Overview

Safety and Efficacy of Andecaliximab in Participants With Moderately to Severely Active Crohn's Disease

Status:
Terminated

Trial end date:
2016-12-22

Target enrollment:
0

Participant gender:
All

Summary

This study will primarily evaluate the safety and efficacy of andecaliximab in adults with active Crohn's disease. The study will consist of a Double-Blind Phase of 8 weeks followed by an Open-Label Extension. Participants who complete the Double-Blind Phase will be eligible to enroll in the optional Open-Label Extension for an additional 44 weeks.
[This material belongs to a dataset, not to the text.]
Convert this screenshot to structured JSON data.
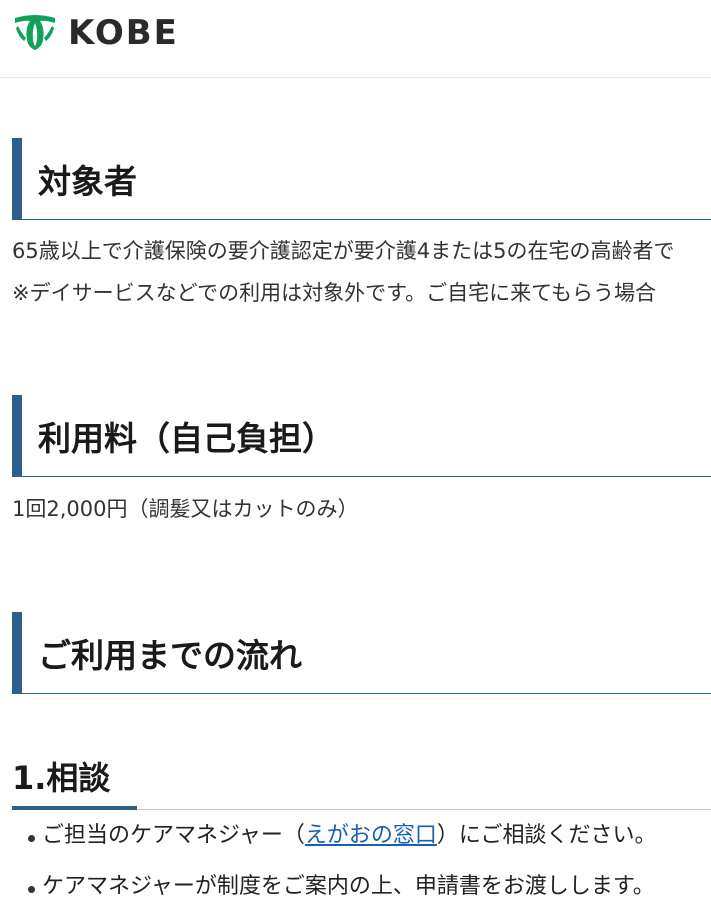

Participants who complete Week 52 assessments will be eligible to enter the Extended Treatment Phase to continue treatment with andecaliximab for an additional 156 weeks.

Phase:

Phase 2

Accepts Healthy Volunteers?

Details

Lead Sponsor:

Gilead Sciences

Criteria

Key Inclusion Criteria:

- Ability to provide a written informed consent

- Females of childbearing potential must have a negative pregnancy test at screening and
baseline

- Documented diagnosis of Crohn's disease with a minimum disease duration of 6 months
with involvement of the ileum and/or colon at a minimum

- Moderately to severely active Crohn's disease as defined by a Crohn's Disease Activity
Index (CDAI) total score between 220-450 (inclusive) AND with evidence of active
disease as measured by ileocolonoscopy

- Within the previous 5 years, demonstrated an inadequate clinical response or
intolerance of at least one of the following agents:

- Corticosteroids

- Immunomodulators

- Tumor necrosis factor-alpha (TNFα) antagonists

- Vedolizumab

- May be receiving the following drugs:

- Oral 5-aminosalicylate (5-ASA)

- Oral corticosteroid therapy

- Antidiarrheals for chronic diarrhea

- Azathioprine or 6-mercaptopurine (6-MP) or methotrexate

- Antibiotics for the treatment of Crohn's disease

- Able to comply with the dosing instructions for study drug and able to comply with the
study visits and requirements

Key Exclusion Criteria:

- Evidence of abscess at screening

- Extensive colonic resection (subtotal or total colectomy) or history of > 2 small
bowel resections

- Ileostomy, colostomy, or symptomatic stenosis of the intestine

- Current use of oral corticosteroids at a dose equivalent to > 30 mg/day of prednisone

- Ulcerative colitis or indeterminate colitis

- Short bowel syndrome

- Stool sample positive for Clostridium difficile (C. difficile) toxin, E. coli,
Salmonella, Shigella, Campylobacter or Yersinia

- Treatment with any monoclonal antibody within 4 weeks of screening

- History or evidence of colonic mucosal dysplasia

- HIV, hepatitis B, hepatitis C, or tuberculosis (TB) infection

- Participated in a clinical study with an investigational drug or biologic within the
last 30 days

- Any chronic medical condition (including, but not limited to, cardiac or pulmonary
disease) that, in the opinion of the investigator, would make the individual
unsuitable for the study or would prevent compliance with the study protocol

Note: Other protocol defined Inclusion/ Exclusion criteria may apply.